Emancipation and beyond
After emancipation in 1834, freed slaves left plantations to find work in the capital, settling in the hills to the east of the city where they established the suburbs of Laventille and Belmont. With a growing population of workers, traders and entrepreneurs, Port of Spain sprawled outwards into the old plantations of Maraval and St Ann’s. Indian immigrants brought to Trinidad under indentured labour schemes settled in St James, while the population was further swelled by migrants from China, Portugal, Venezuela and Syria. The descendants of these groups, and those of the French and Spanish communities, compose the cosmopolitan mix of peoples and cultures that make Port of Spain unique today.

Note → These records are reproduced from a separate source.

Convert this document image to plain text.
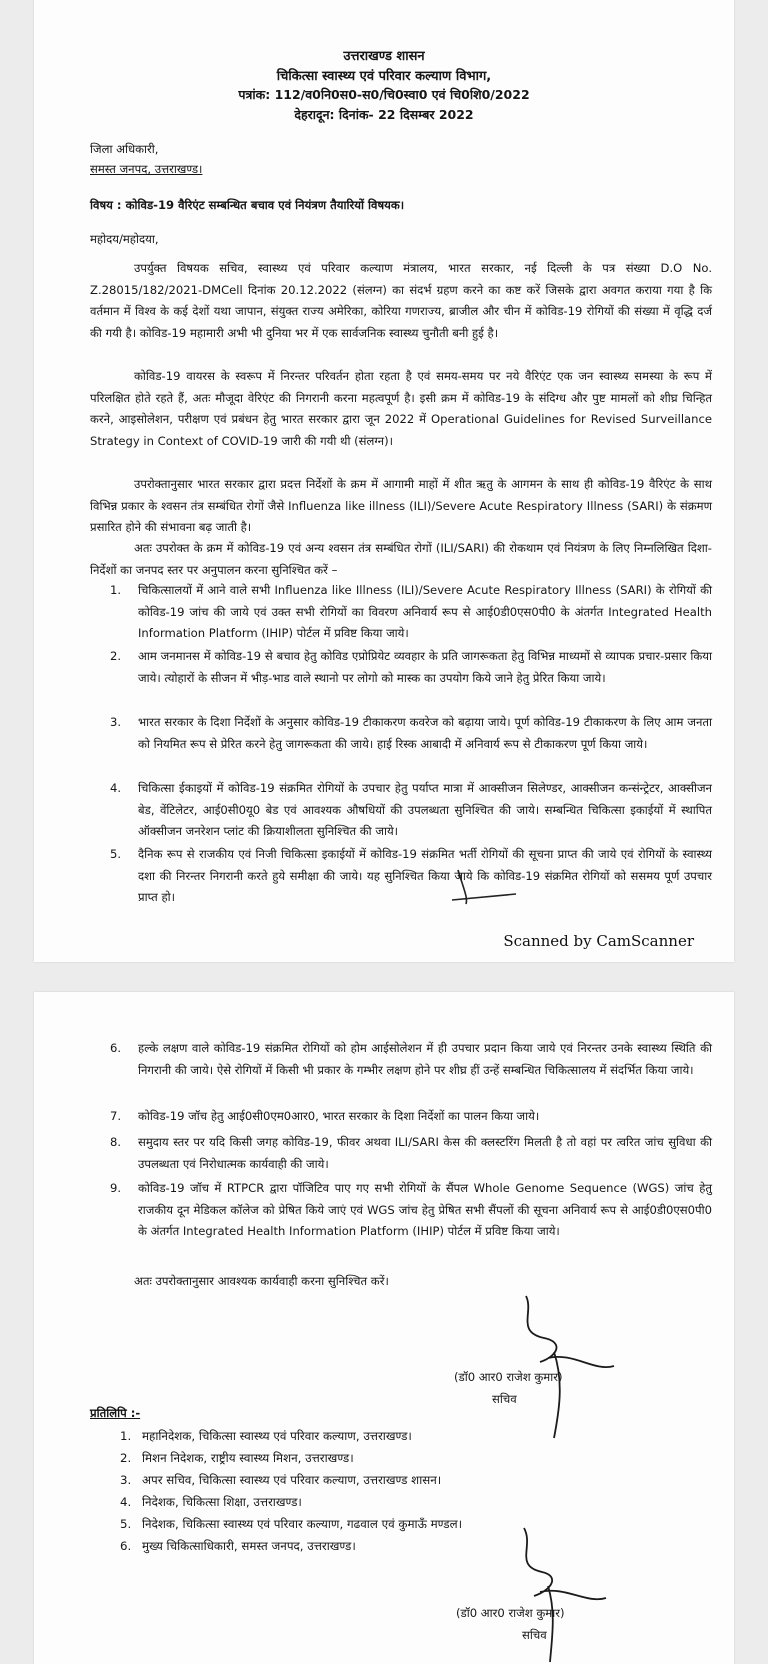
उत्तराखण्ड शासन
चिकित्सा स्वास्थ्य एवं परिवार कल्याण विभाग,
पत्रांक: 112/व0नि0स0-स0/चि0स्वा0 एवं चि0शि0/2022
देहरादून: दिनांक- 22 दिसम्बर 2022
जिला अधिकारी,
समस्त जनपद, उत्तराखण्ड।
विषय : कोविड-19 वैरिएंट सम्बन्धित बचाव एवं नियंत्रण तैयारियों विषयक।
महोदय/महोदया,
उपर्युक्त विषयक सचिव, स्वास्थ्य एवं परिवार कल्याण मंत्रालय, भारत सरकार, नई दिल्ली के पत्र संख्या D.O No. Z.28015/182/2021-DMCell दिनांक 20.12.2022 (संलग्न) का संदर्भ ग्रहण करने का कष्ट करें जिसके द्वारा अवगत कराया गया है कि वर्तमान में विश्व के कई देशों यथा जापान, संयुक्त राज्य अमेरिका, कोरिया गणराज्य, ब्राजील और चीन में कोविड-19 रोगियों की संख्या में वृद्धि दर्ज की गयी है। कोविड-19 महामारी अभी भी दुनिया भर में एक सार्वजनिक स्वास्थ्य चुनौती बनी हुई है।
कोविड-19 वायरस के स्वरूप में निरन्तर परिवर्तन होता रहता है एवं समय-समय पर नये वैरिएंट एक जन स्वास्थ्य समस्या के रूप में परिलक्षित होते रहते हैं, अतः मौजूदा वेरिएंट की निगरानी करना महत्वपूर्ण है। इसी क्रम में कोविड-19 के संदिग्ध और पुष्ट मामलों को शीघ्र चिन्हित करने, आइसोलेशन, परीक्षण एवं प्रबंधन हेतु भारत सरकार द्वारा जून 2022 में Operational Guidelines for Revised Surveillance Strategy in Context of COVID-19 जारी की गयी थी (संलग्न)।
उपरोक्तानुसार भारत सरकार द्वारा प्रदत्त निर्देशों के क्रम में आगामी माहों में शीत ऋतु के आगमन के साथ ही कोविड-19 वैरिएंट के साथ विभिन्न प्रकार के श्वसन तंत्र सम्बंधित रोगों जैसे Influenza like illness (ILI)/Severe Acute Respiratory Illness (SARI) के संक्रमण प्रसारित होने की संभावना बढ़ जाती है।
अतः उपरोक्त के क्रम में कोविड-19 एवं अन्य श्वसन तंत्र सम्बंधित रोगों (ILI/SARI) की रोकथाम एवं नियंत्रण के लिए निम्नलिखित दिशा-निर्देशों का जनपद स्तर पर अनुपालन करना सुनिश्चित करें –
1. चिकित्सालयों में आने वाले सभी Influenza like Illness (ILI)/Severe Acute Respiratory Illness (SARI) के रोगियों की कोविड-19 जांच की जाये एवं उक्त सभी रोगियों का विवरण अनिवार्य रूप से आई0डी0एस0पी0 के अंतर्गत Integrated Health Information Platform (IHIP) पोर्टल में प्रविष्ट किया जाये।
2. आम जनमानस में कोविड-19 से बचाव हेतु कोविड एप्रोप्रियेट व्यवहार के प्रति जागरूकता हेतु विभिन्न माध्यमों से व्यापक प्रचार-प्रसार किया जाये। त्योहारों के सीजन में भीड़-भाड वाले स्थानो पर लोगो को मास्क का उपयोग किये जाने हेतु प्रेरित किया जाये।
3. भारत सरकार के दिशा निर्देशों के अनुसार कोविड-19 टीकाकरण कवरेज को बढ़ाया जाये। पूर्ण कोविड-19 टीकाकरण के लिए आम जनता को नियमित रूप से प्रेरित करने हेतु जागरूकता की जाये। हाई रिस्क आबादी में अनिवार्य रूप से टीकाकरण पूर्ण किया जाये।
4. चिकित्सा ईकाइयों में कोविड-19 संक्रमित रोगियों के उपचार हेतु पर्याप्त मात्रा में आक्सीजन सिलेण्डर, आक्सीजन कन्संन्ट्रेटर, आक्सीजन बेड, वेंटिलेटर, आई0सी0यू0 बेड एवं आवश्यक औषधियों की उपलब्धता सुनिश्चित की जाये। सम्बन्धित चिकित्सा इकाईयों में स्थापित ऑक्सीजन जनरेशन प्लांट की क्रियाशीलता सुनिश्चित की जाये।
5. दैनिक रूप से राजकीय एवं निजी चिकित्सा इकाईयों में कोविड-19 संक्रमित भर्ती रोगियों की सूचना प्राप्त की जाये एवं रोगियों के स्वास्थ्य दशा की निरन्तर निगरानी करते हुये समीक्षा की जाये। यह सुनिश्चित किया जाये कि कोविड-19 संक्रमित रोगियों को ससमय पूर्ण उपचार प्राप्त हो।
Scanned by CamScanner
6. हल्के लक्षण वाले कोविड-19 संक्रमित रोगियों को होम आईसोलेशन में ही उपचार प्रदान किया जाये एवं निरन्तर उनके स्वास्थ्य स्थिति की निगरानी की जाये। ऐसे रोगियों में किसी भी प्रकार के गम्भीर लक्षण होने पर शीघ्र हीं उन्हें सम्बन्धित चिकित्सालय में संदर्भित किया जाये।
7. कोविड-19 जॉच हेतु आई0सी0एम0आर0, भारत सरकार के दिशा निर्देशों का पालन किया जाये।
8. समुदाय स्तर पर यदि किसी जगह कोविड-19, फीवर अथवा ILI/SARI केस की क्लस्टरिंग मिलती है तो वहां पर त्वरित जांच सुविधा की उपलब्धता एवं निरोधात्मक कार्यवाही की जाये।
9. कोविड-19 जॉच में RTPCR द्वारा पॉजिटिव पाए गए सभी रोगियों के सैंपल Whole Genome Sequence (WGS) जांच हेतु राजकीय दून मेडिकल कॉलेज को प्रेषित किये जाएं एवं WGS जांच हेतु प्रेषित सभी सैंपलों की सूचना अनिवार्य रूप से आई0डी0एस0पी0 के अंतर्गत Integrated Health Information Platform (IHIP) पोर्टल में प्रविष्ट किया जाये।
अतः उपरोक्तानुसार आवश्यक कार्यवाही करना सुनिश्चित करें।
(डॉ0 आर0 राजेश कुमार)
सचिव
प्रतिलिपि :-
1. महानिदेशक, चिकित्सा स्वास्थ्य एवं परिवार कल्याण, उत्तराखण्ड।
2. मिशन निदेशक, राष्ट्रीय स्वास्थ्य मिशन, उत्तराखण्ड।
3. अपर सचिव, चिकित्सा स्वास्थ्य एवं परिवार कल्याण, उत्तराखण्ड शासन।
4. निदेशक, चिकित्सा शिक्षा, उत्तराखण्ड।
5. निदेशक, चिकित्सा स्वास्थ्य एवं परिवार कल्याण, गढवाल एवं कुमाऊँ मण्डल।
6. मुख्य चिकित्साधिकारी, समस्त जनपद, उत्तराखण्ड।
(डॉ0 आर0 राजेश कुमार)
सचिव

As the nation’s capital, Port of Spain was naturally the focus for both the political turmoil and the growing prosperity that marked the country’s history during the twentieth century. From the water riots of 1903, through the independence movement of the 1950s down to the bloody 1990 coup attempt, Woodford Square has been an arena of political strife. The dredging of the city’s deep-water harbour in the 1930s made Port of Spain the leading port of the southern Caribbean, while the discovery of offshore oil in the 1970s funded the construction of the financial district, dominated by the imposing twin towers of the Central Bank.
Port of Spain today
Thanks to the expansionist dreams of former People’s National Party Prime Minister Patrick Manning, Port of Spain’s skyline now bristles with high-rise blocks, from sleek Nicholas Tower to the rash of new government buildings on Wrightson Road. The buoyant consumerism of the last twenty years or so has seen lavish developments springing up all over the city, from American-style luxury malls and exclusive gated communities to the futuristic National Academy for the Performing Arts on the Savannah and the slick new waterside promenade around the Hyatt Regency hotel. And though civic spending has contracted since the 2008 global economic collapse, with some of the high-rises still missing their interior finish and restoration of key public buildings such as the President’s House at a standstill, Port of Spain has endured, with its prettiest public squares restored again to vibrant meeting places and its outlying districts electrified by a slew of new restaurants and bars.